Pour certains puristes, ce Black Album - ainsi surnommé pour sa pochette très simpliste à dominante noire - constitue la fin de Metallica, ou plutôt la lente et longue descente aux enfers. Pour d'autres, cette offrande s'avère la meilleure, la plus aboutie, le point culminant d'un quatuor forgé dans l'acier pur. Ou quand le thrash dévastateur au son surpuissant se fait plus doux, plus "commercial" en un sens, sans perdre la saveur de compositions magiques comme seul ce groupe sait (a su ?) faire. Ce 5ème disque d'une formation californienne déjà ultra populaire sonne donc déjà le glas d'une certaine époque et s'avanouit dans une certaine obscurité pour les adorateurs des Kill 'Em All ou autres Master of Puppets.

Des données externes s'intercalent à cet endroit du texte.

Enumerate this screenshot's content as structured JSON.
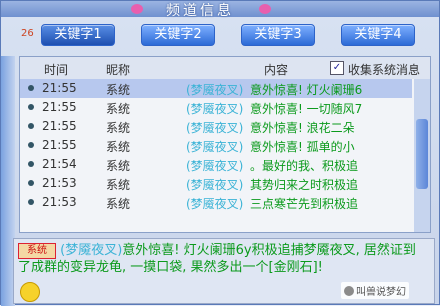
{
  "window": {
    "title": "频道信息"
  },
  "tabs": {
    "count": "26",
    "items": [
      {
        "label": "关键字1"
      },
      {
        "label": "关键字2"
      },
      {
        "label": "关键字3"
      },
      {
        "label": "关键字4"
      }
    ]
  },
  "table": {
    "columns": {
      "time": "时间",
      "nick": "昵称",
      "content": "内容"
    },
    "collect_label": "收集系统消息",
    "collect_checked": true,
    "rows": [
      {
        "time": "21:55",
        "nick": "系统",
        "user": "(梦魇夜叉)",
        "msg": "意外惊喜! 灯火阑珊6"
      },
      {
        "time": "21:55",
        "nick": "系统",
        "user": "(梦魇夜叉)",
        "msg": "意外惊喜! 一切随风7"
      },
      {
        "time": "21:55",
        "nick": "系统",
        "user": "(梦魇夜叉)",
        "msg": "意外惊喜! 浪花二朵"
      },
      {
        "time": "21:55",
        "nick": "系统",
        "user": "(梦魇夜叉)",
        "msg": "意外惊喜! 孤单的小"
      },
      {
        "time": "21:54",
        "nick": "系统",
        "user": "(梦魇夜叉)",
        "msg": "。最好的我、积极追"
      },
      {
        "time": "21:53",
        "nick": "系统",
        "user": "(梦魇夜叉)",
        "msg": "其势归来之时积极追"
      },
      {
        "time": "21:53",
        "nick": "系统",
        "user": "(梦魇夜叉)",
        "msg": "三点寒芒先到积极追"
      }
    ]
  },
  "detail": {
    "badge": "系统",
    "user": "(梦魇夜叉)",
    "msg": "意外惊喜! 灯火阑珊6y积极追捕梦魇夜叉, 居然证到了成群的变异龙龟, 一摸口袋, 果然多出一个",
    "item": "[金刚石]!"
  },
  "watermark": "叫兽说梦幻"
}
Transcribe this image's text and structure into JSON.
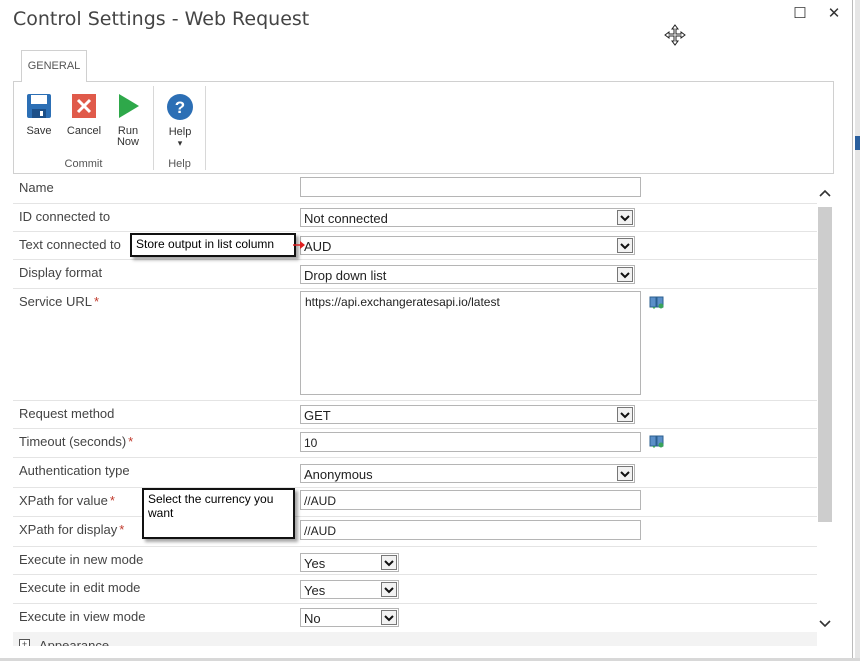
{
  "window": {
    "title": "Control Settings - Web Request",
    "maximize_glyph": "☐",
    "close_glyph": "✕"
  },
  "tabs": [
    {
      "label": "GENERAL"
    }
  ],
  "ribbon": {
    "groups": [
      {
        "label": "Commit",
        "buttons": [
          {
            "label": "Save",
            "icon": "save-icon"
          },
          {
            "label": "Cancel",
            "icon": "cancel-icon"
          },
          {
            "label_line1": "Run",
            "label_line2": "Now",
            "icon": "run-icon"
          }
        ]
      },
      {
        "label": "Help",
        "buttons": [
          {
            "label": "Help",
            "icon": "help-icon",
            "dropdown": "▾"
          }
        ]
      }
    ]
  },
  "form": {
    "name": {
      "label": "Name",
      "value": ""
    },
    "id_connected": {
      "label": "ID connected to",
      "value": "Not connected"
    },
    "text_connected": {
      "label": "Text connected to",
      "value": "AUD"
    },
    "display_format": {
      "label": "Display format",
      "value": "Drop down list"
    },
    "service_url": {
      "label": "Service URL",
      "required": "*",
      "value": "https://api.exchangeratesapi.io/latest"
    },
    "request_method": {
      "label": "Request method",
      "value": "GET"
    },
    "timeout": {
      "label": "Timeout (seconds)",
      "required": "*",
      "value": "10"
    },
    "auth_type": {
      "label": "Authentication type",
      "value": "Anonymous"
    },
    "xpath_value": {
      "label": "XPath for value",
      "required": "*",
      "value": "//AUD"
    },
    "xpath_display": {
      "label": "XPath for display",
      "required": "*",
      "value": "//AUD"
    },
    "exec_new": {
      "label": "Execute in new mode",
      "value": "Yes"
    },
    "exec_edit": {
      "label": "Execute in edit mode",
      "value": "Yes"
    },
    "exec_view": {
      "label": "Execute in view mode",
      "value": "No"
    }
  },
  "sections": {
    "appearance": {
      "label": "Appearance",
      "toggle": "+"
    }
  },
  "annotations": {
    "store_output": "Store output in list column",
    "select_currency": "Select the currency you want"
  },
  "colors": {
    "save_blue": "#2c6fb5",
    "cancel_red": "#e05a4a",
    "run_green": "#2ea84a",
    "help_blue": "#2c6fb5",
    "required_red": "#c0392b",
    "arrow_red": "#e02020"
  }
}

Pour le meilleur et pour le pire, car le Black Album ouvrira au groupe les portes de la légende ultime, d'une reconnaissance mondiale au-delà même des metalleux. Un témoignage, une pierre angulaire, un fait historique pour l'industrie musicale.

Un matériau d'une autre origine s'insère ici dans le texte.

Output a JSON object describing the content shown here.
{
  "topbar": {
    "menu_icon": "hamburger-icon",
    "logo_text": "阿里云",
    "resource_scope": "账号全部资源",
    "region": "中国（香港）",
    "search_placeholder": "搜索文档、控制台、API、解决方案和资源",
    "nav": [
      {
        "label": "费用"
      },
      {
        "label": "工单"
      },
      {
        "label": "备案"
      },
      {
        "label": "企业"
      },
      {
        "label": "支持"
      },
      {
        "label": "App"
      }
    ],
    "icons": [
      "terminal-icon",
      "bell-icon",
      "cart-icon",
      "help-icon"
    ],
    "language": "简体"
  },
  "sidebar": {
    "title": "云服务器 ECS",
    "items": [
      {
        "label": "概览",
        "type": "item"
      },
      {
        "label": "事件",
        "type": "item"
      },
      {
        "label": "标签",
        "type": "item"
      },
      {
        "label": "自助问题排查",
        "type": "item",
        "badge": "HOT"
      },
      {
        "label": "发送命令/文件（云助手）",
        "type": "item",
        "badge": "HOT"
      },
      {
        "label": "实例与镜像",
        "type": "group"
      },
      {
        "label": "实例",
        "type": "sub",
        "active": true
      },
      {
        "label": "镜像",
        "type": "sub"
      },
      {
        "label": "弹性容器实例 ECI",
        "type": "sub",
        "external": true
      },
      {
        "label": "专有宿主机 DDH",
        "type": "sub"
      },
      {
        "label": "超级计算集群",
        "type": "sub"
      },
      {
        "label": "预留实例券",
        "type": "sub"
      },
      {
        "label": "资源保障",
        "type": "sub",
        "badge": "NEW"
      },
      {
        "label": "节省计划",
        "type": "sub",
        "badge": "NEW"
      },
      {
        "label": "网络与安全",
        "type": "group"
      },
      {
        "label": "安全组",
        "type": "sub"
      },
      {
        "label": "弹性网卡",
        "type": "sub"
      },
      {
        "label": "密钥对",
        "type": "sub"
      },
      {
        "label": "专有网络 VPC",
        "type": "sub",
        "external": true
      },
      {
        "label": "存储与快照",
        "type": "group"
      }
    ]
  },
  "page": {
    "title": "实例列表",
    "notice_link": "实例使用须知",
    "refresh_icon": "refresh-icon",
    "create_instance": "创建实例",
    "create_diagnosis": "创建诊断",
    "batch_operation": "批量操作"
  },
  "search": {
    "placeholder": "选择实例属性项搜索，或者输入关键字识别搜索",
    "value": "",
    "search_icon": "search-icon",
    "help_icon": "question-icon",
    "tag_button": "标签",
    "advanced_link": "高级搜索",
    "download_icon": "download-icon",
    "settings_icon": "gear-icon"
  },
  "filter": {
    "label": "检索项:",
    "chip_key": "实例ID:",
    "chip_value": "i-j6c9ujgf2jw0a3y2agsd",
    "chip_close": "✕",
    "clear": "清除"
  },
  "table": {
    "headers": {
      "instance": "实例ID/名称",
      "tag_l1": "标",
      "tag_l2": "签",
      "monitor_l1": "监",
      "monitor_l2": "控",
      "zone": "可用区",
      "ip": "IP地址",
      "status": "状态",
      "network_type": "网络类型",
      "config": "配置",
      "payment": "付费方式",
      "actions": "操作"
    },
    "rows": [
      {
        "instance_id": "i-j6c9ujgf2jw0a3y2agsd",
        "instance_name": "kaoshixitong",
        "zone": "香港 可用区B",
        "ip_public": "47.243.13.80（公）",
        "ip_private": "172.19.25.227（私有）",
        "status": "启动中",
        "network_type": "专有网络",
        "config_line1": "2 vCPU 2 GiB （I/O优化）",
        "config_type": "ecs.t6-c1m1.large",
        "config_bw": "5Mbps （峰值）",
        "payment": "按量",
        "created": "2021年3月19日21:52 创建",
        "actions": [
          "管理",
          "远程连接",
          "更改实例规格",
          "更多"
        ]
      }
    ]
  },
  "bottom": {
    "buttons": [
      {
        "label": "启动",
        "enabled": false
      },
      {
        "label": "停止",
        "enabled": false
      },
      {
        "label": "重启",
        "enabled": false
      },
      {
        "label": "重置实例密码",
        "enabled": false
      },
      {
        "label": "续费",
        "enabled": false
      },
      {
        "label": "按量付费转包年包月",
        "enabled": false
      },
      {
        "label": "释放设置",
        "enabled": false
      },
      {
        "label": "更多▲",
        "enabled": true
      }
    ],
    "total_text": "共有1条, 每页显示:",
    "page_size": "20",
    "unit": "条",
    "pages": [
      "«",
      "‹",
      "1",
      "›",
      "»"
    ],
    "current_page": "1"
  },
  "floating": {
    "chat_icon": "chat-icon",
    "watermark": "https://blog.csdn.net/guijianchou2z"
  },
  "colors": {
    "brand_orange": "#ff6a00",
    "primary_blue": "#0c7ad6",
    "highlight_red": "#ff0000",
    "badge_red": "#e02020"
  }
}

Ce Metallica offre donc une respiration certaine et une maturité complète pour un groupe qui aurait pu tourner en rond dans un style maîtrisé à la perfection avec quatre albums largement salués par la critique et où tout semble avoir été dit (me ferais-je taper dessus si je prétends que le ...And Justice for All de 1988 montre un potentiel essoufflement et justifie à lui seul cette suite ?), les américains choisissent ainsi un ton plus soft et "accrocheur" avec un son plus poli mais tout aussi travaillé - voire mieux que jamais (cf. entre autres "My Friend of Misery" et son break/solo très aérien). James Hetfield prend les choses en main et affûte son chant, plus mélodique que jamais, un peu comme si le frontman avait voulu prouver que lui aussi savait faire passer des émotions simples avec sa voix. Les (merveilleux) prémices qu'ont été "Fade to Black" ou "One" sont ainsi confirmés avec un "The Unforgiven" mémorable (et pas seulement par ses paroles détournées "Nous battons des oeufs et cui cui ils sont durs", on est d'accord) et une tentative "FM" bougrement réussie puisque "Nothing Else Matters" reste encore aujourd'hui le tube le plus connu des Mets, au-delà même de la scène dite rock. Oh ça oui, plusieurs gens l'ont haï cette ballade, d'autres ne peuvent même plus la voir en peinture, mais créer un tel slow de légende n'est pas donné à tout le monde...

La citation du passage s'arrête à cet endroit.